It Always Works Sometimes
by
Book Details
About the Book
It Always Works Sometimes is an extraordinary story about two brothers born into poverty in Little Rock, Arkansas and growing up during the 1930’s depression years. It is a constant struggle for an attractive mother, Ada, just to keep Laurel Hardy Lubeck – the story teller – and his older brother Magnis from slipping down the hole of nothingness after being abandoned by a worthless Charlie Clyde Lubeck.
The opening chapter finds Laurel, now a very successful doctor, in a cemetery in Arkansas pondering a question. Why had the departed father abandoned them and changed his name just at the time of the story teller’s birth and how he had survived financially for 47 years with no visible means of support?
The short opening chapter suggests the makeup of Laurel Hardy Lubeck in 1979, as he tells the story, which fades back in time to 1926. A paradox, an enigma, a mystery and an axiom are to be found entwined around and through a wonderful axiom. Wisdom exudes from Miss Laura and Jimmy Durante
Laurel is naively unaware that not everyone in this world is gifted with a photographic memory as is he. He is indeed a loveable little character able to figure out adult things in a child’s mind and make do with what he is handed him in life. He is also able to establish a pragmatic understanding about how a human being can call God to task. He establishes that God is irresponsible when Alice, the only true friend he has had, suddenly dies when only eight years old. He surmises that “life is indeed a series of controlled surges of outrage”.
Colorful Aunt Trixie is married to a benevolent, hardboiled yet loveable wrestling promoter. They become financially successful, send aid to Little Rock and a move, in 1940, to Los Angeles where love and heartbreak greet and beat Ada yet happiness and normalcy meet and propel Laurel and Magnis through almost two years when WW II rains on everybody.
Laurel, age nine, meets Chancey, in 1941. You guessed it, in 1942, Chancey is whisked out of his life, as suddenly as was Alice, not by The Big Guy, but by thoughtless bureaucrats who believed they were Gods. This senseless incarceration of Americans of Japanese descent leaves Laurel with great shame toward government leaders.
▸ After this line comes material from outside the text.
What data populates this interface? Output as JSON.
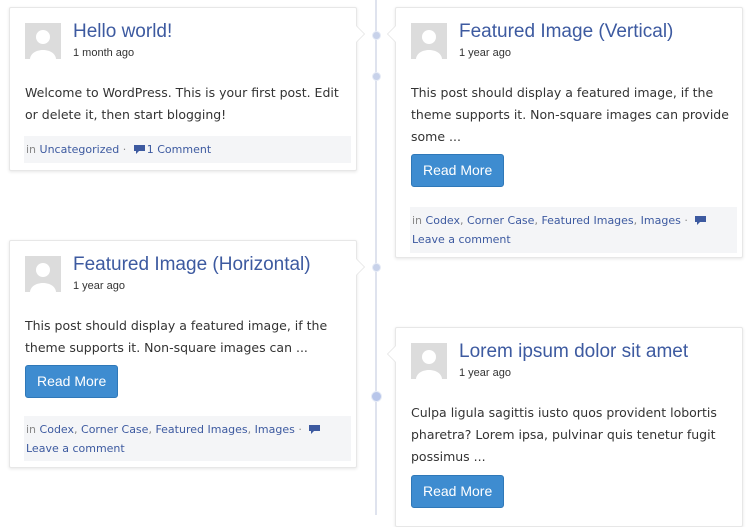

Ada falls in love and decides to marry in 1946 – only one problem – still married to Charlie Clyde Lubeck. Or is it Clyde C. Dodge ? The divorce proceeding brings about a first meeting of Charlie with Laurel. Laurel by this time has full understanding of his mental abilities and makes a chance discovery relative to Charlie and his deceit. Charlie Clyde has acquired wealth but how? He is a dullard, without honor or shame and yet the financial gods have looked favorably upon him. Laurel graduates from Stanford and becomes a forensic pathologist.
Final chapter, 1979, continues a few minutes after the first chapter ends when Laurel, Magnis and Chancey go through the grubby house which belonged to Clyde where they find secrets none could have imagined.
The paradox, the enigma and the mystery are all uncovered and the poorest kids ever to leave Little Rock during the depression are left with the axiom “It Always Works Sometimes” and the wisdom “Them’s the conditions that prevail”.
About the Author
Joel F. Pullen is a University of California, Irvine Medical School graduate. When not practicing medicine he spends time with his family on Summerset Ranch in rural Templeton, San Luis Obispo County, California, growing pineapple guava and working on a new novel.